Falls es die Hoffnung gab, dass Russland die Einladung der aktuellen G20-Vorsitzenden, der indonesischen Außenministerin Retno Marsudi, nicht annimmt, hat sie sich vergangene Woche zerschlagen. "Minister Lawrow wird teilnehmen", teilte Moskaus Außenministerium per Twitter mit.
Damit hatten die westlichen Chefdiplomaten die Wahl. Absagen? Und mit der Kritik leben, den Dialog zu verweigern? Zusagen? Und mit der Kritik leben, das kriegführende Russland zurück in die internationale Gemeinschaft zu holen?
Die Beratung mit internationalen Partnern sei "wichtiger denn je", erklärte Außenministerin Annalena Baerbock (Grüne), bevor sie am Mittwochabend die 18-stündige Reise nach Bali antrat.
Westen bemüht sich um China und Indien
Die Entscheidung, den Gipfel nicht zu boykottieren, dürfte den westlichen Außenministern schwergefallen sein, aber sie passt zu ihren Bemühungen, die anderen G20-Staaten nicht noch weiter ins pro-russische Lager abgleiten zu lassen. Vor allem um die Schwergewichte China und Indien, die Russlands Angriffskrieg bisher nicht verurteilt haben, bemüht sich der Westen. Aber auch Südafrika, Brasilien oder Indonesien sollen weiter umworben werden.
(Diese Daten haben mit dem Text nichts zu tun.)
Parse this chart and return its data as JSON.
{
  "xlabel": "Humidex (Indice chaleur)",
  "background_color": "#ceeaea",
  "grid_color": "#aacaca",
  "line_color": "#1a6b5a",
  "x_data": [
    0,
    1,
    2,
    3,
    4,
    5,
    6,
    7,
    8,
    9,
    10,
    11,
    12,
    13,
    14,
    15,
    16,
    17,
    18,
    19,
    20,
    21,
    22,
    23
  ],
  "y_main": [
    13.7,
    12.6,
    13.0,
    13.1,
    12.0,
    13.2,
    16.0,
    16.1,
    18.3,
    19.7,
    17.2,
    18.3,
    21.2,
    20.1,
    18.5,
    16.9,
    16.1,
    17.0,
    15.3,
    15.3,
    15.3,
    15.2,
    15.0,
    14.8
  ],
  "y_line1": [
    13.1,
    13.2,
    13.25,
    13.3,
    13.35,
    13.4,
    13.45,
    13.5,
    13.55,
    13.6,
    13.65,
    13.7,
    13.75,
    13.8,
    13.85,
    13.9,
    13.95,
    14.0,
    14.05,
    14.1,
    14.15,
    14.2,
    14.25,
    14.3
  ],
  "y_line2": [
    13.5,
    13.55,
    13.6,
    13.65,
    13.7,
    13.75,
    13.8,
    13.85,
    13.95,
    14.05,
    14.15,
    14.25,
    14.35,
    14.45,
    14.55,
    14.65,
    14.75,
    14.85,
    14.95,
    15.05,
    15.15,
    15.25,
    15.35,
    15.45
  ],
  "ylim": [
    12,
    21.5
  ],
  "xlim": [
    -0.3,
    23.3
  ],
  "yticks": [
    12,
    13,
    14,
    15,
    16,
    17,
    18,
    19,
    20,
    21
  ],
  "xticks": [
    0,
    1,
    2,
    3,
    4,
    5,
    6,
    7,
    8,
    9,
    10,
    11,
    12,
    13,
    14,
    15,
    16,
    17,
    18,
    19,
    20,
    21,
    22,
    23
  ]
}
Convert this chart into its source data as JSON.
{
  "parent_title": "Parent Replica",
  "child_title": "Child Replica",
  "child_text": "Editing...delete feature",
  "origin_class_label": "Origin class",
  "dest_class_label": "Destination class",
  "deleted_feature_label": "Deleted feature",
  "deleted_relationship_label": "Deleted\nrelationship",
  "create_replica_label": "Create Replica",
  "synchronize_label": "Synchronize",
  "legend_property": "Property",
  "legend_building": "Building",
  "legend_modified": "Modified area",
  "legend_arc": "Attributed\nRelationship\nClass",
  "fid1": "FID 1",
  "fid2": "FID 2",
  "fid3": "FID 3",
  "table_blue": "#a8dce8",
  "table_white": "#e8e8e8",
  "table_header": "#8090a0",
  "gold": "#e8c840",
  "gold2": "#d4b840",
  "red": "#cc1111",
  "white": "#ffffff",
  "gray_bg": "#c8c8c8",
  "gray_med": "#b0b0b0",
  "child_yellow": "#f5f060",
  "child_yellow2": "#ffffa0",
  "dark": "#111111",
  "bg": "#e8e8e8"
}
So undenkbar ein Besuch von Russlands Außenminister in einer westlichen Hauptstadt ist, in vielen afrikanischen und asiatischen Staaten wird Lawrow behandelt, als wäre nichts gewesen. Vor seiner Reise nach Bali zum G20-Gipfel wird Moskaus Chefdiplomat die Mongolei und Vietnam besucht haben.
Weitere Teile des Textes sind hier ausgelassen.